The importance of data sharing 2

David Haussler (UC Santa Cruz): “Every clinician should be able to compare their genome to others.”

Here at the first plenary session at the Advances in Genome Biology and Technology 2016, there is a mix of the strange and the familiar. Strange, in that we are not in Marco Island at the Marriott resort, and it took some time and effort to become familiar with the layout and the location of the important places (ahem, the vendor suites and public places to consume beverages). Familiar, in seeing old friends and meeting new ones, and remembering acquaintances from prior years. And a familiar sight, to hear the latest in where the latest research is leading, as well as progress on some long-standing problems.

David Haussler from the University of California Santa Cruz gave a plenary talk entitled “Global sharing of better and more genomes”, and something he said struck a chord with me – that without the collaborative nature of sharing genomic information (both phenotype and genotype) the entire field of the clinical application of genomic data will simply not make progress. He illustrated this point with the slide, stating the problem: genome data is held in silos, unshared, and not standardized for exchange.

What is great about the work of the Global Alliance for Genomics and Health

The problem of silo'ed, unshared and unstandardized genomic data

The problem of silo’ed, unshared and unstandardized genomic data

(and on Twitter at @GA4GH) is that they are actively working on several fronts to solve this problem. But first a bit of context.

The Bermuda Principles were set forth in 1996 during the Human Genome Project was described by David Bentley as ‘one of the most important early meetings… to help shape the spirit in which it was carried out’ (an oral history recording about this meeting is available here.)

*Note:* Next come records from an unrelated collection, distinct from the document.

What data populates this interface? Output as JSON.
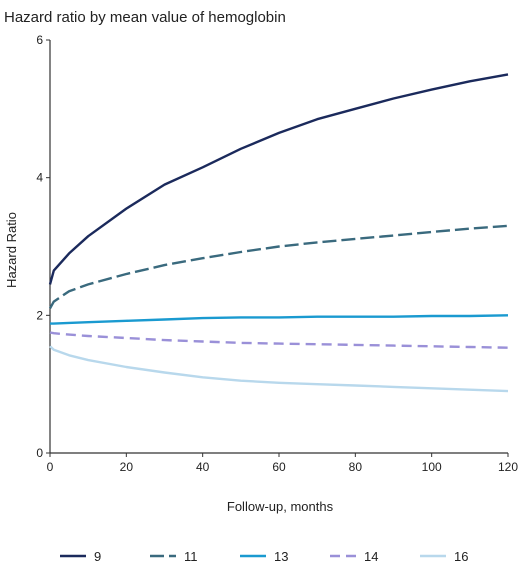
{
  "chart_data": {
    "type": "line",
    "title": "Hazard ratio by mean value of hemoglobin",
    "xlabel": "Follow-up, months",
    "ylabel": "Hazard Ratio",
    "xlim": [
      0,
      120
    ],
    "ylim": [
      0,
      6
    ],
    "xticks": [
      0,
      20,
      40,
      60,
      80,
      100,
      120
    ],
    "yticks": [
      0,
      2,
      4,
      6
    ],
    "grid": false,
    "legend_position": "bottom",
    "x": [
      0,
      1,
      5,
      10,
      20,
      30,
      40,
      50,
      60,
      70,
      80,
      90,
      100,
      110,
      120
    ],
    "series": [
      {
        "name": "9",
        "color": "#1b2a5c",
        "dash": "solid",
        "values": [
          2.45,
          2.65,
          2.9,
          3.15,
          3.55,
          3.9,
          4.15,
          4.42,
          4.65,
          4.85,
          5.0,
          5.15,
          5.28,
          5.4,
          5.5
        ]
      },
      {
        "name": "11",
        "color": "#3a6a7e",
        "dash": "longdash",
        "values": [
          2.1,
          2.2,
          2.35,
          2.45,
          2.6,
          2.73,
          2.83,
          2.92,
          3.0,
          3.06,
          3.11,
          3.16,
          3.21,
          3.26,
          3.3
        ]
      },
      {
        "name": "13",
        "color": "#1a9ad0",
        "dash": "solid",
        "values": [
          1.88,
          1.88,
          1.89,
          1.9,
          1.92,
          1.94,
          1.96,
          1.97,
          1.97,
          1.98,
          1.98,
          1.98,
          1.99,
          1.99,
          2.0
        ]
      },
      {
        "name": "14",
        "color": "#9a90d8",
        "dash": "dash",
        "values": [
          1.75,
          1.74,
          1.72,
          1.7,
          1.67,
          1.64,
          1.62,
          1.6,
          1.59,
          1.58,
          1.57,
          1.56,
          1.55,
          1.54,
          1.53
        ]
      },
      {
        "name": "16",
        "color": "#b8d8ec",
        "dash": "solid",
        "values": [
          1.55,
          1.5,
          1.42,
          1.35,
          1.25,
          1.17,
          1.1,
          1.05,
          1.02,
          1.0,
          0.98,
          0.96,
          0.94,
          0.92,
          0.9
        ]
      }
    ]
  }
}
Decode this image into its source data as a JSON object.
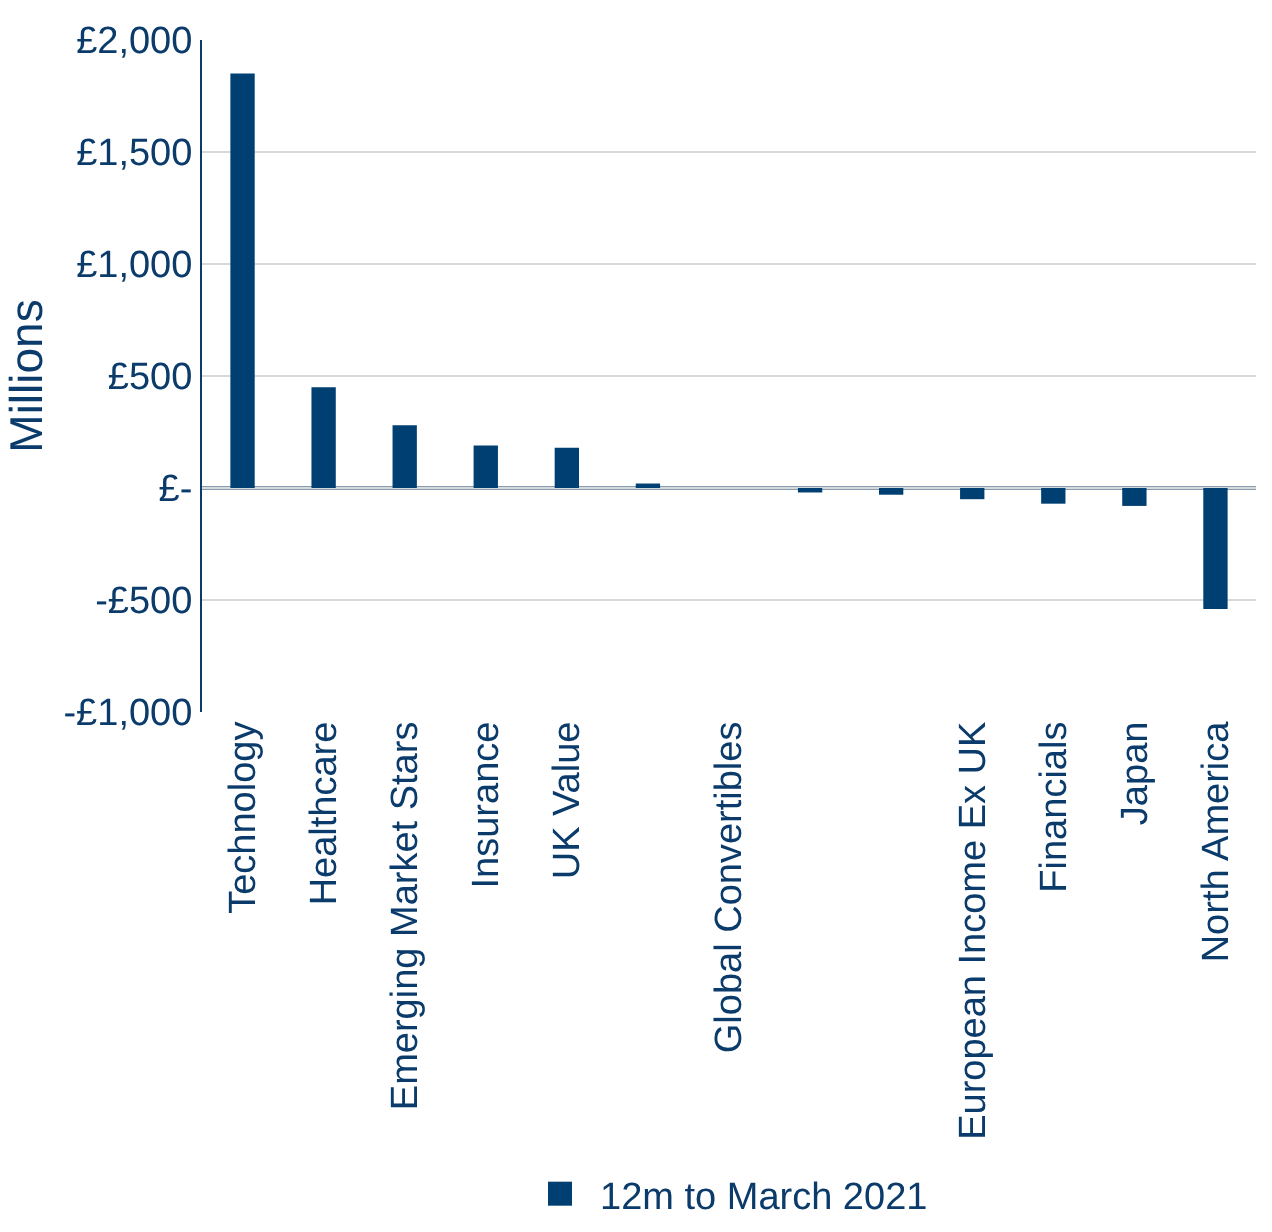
{
  "chart_data": {
    "type": "bar",
    "ylabel": "Millions",
    "categories": [
      "Technology",
      "Healthcare",
      "Emerging Market Stars",
      "Insurance",
      "UK Value",
      null,
      "Global Convertibles",
      null,
      null,
      "European Income Ex UK",
      "Financials",
      "Japan",
      "North America"
    ],
    "series": [
      {
        "name": "12m to March 2021",
        "color": "#003f72",
        "values": [
          1850,
          450,
          280,
          190,
          180,
          20,
          null,
          -20,
          -30,
          -50,
          -70,
          -80,
          -540
        ]
      }
    ],
    "ref_lines": [
      {
        "axis": "y",
        "value": 0,
        "color": "#0b3b6b"
      }
    ],
    "ylim": [
      -1000,
      2000
    ],
    "yticks": [
      {
        "value": -1000,
        "label": "-£1,000"
      },
      {
        "value": -500,
        "label": "-£500"
      },
      {
        "value": 0,
        "label": "£-"
      },
      {
        "value": 500,
        "label": "£500"
      },
      {
        "value": 1000,
        "label": "£1,000"
      },
      {
        "value": 1500,
        "label": "£1,500"
      },
      {
        "value": 2000,
        "label": "£2,000"
      }
    ],
    "grid": "y",
    "legend": "bottom"
  }
}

In one of his talks Francis Collins has described what a courageous step this was – with such an ambitious and resource-consuming and large-scale project that was the Human Genome Project, nothing quite like this had been done before. (For additional details , a 2002 essay from John Suston about that history is available here.)

These many years later after the completion of the HGP, and the completion of the HapMap project, over a thousand GWAS and then the Thousand Genomes Project, and here we are today along the path to making genomic discoveries have practical impact in healthcare. I’m reminded of Eric Green’s and Mark Guyer’s Nature Perspective piece in 2011, ‘Charting a course for genomic medicine from base pairs to bedside’ – from understanding the structure of genomes, then to understanding the biology of genomes, and then onto understanding the biology of disease and advancing the science of medicine as a memorable ‘heat-map’ that span the years from 2011 to 2020.

The problem remains, however, that with genomic data held in silos, unshared, in a non-standard format progress will not be made. There is a famous quotation from Stewart Brand from 1984 that is often shortened to “Information wants to be free”. However, the full quote is this:

On the one hand information wants to be expensive, because it’s so valuable. The right information in the right place just changes your life.


On the other hand, information wants to be free, because the cost of getting it out is getting lower and lower all the time.


So you have these two fighting against each other. (Stewart Brand)

This tension, between the value of genomic information in the right place that can literally save a person’s life, and the cost of information becoming lower all the time, is something that needs to be solved.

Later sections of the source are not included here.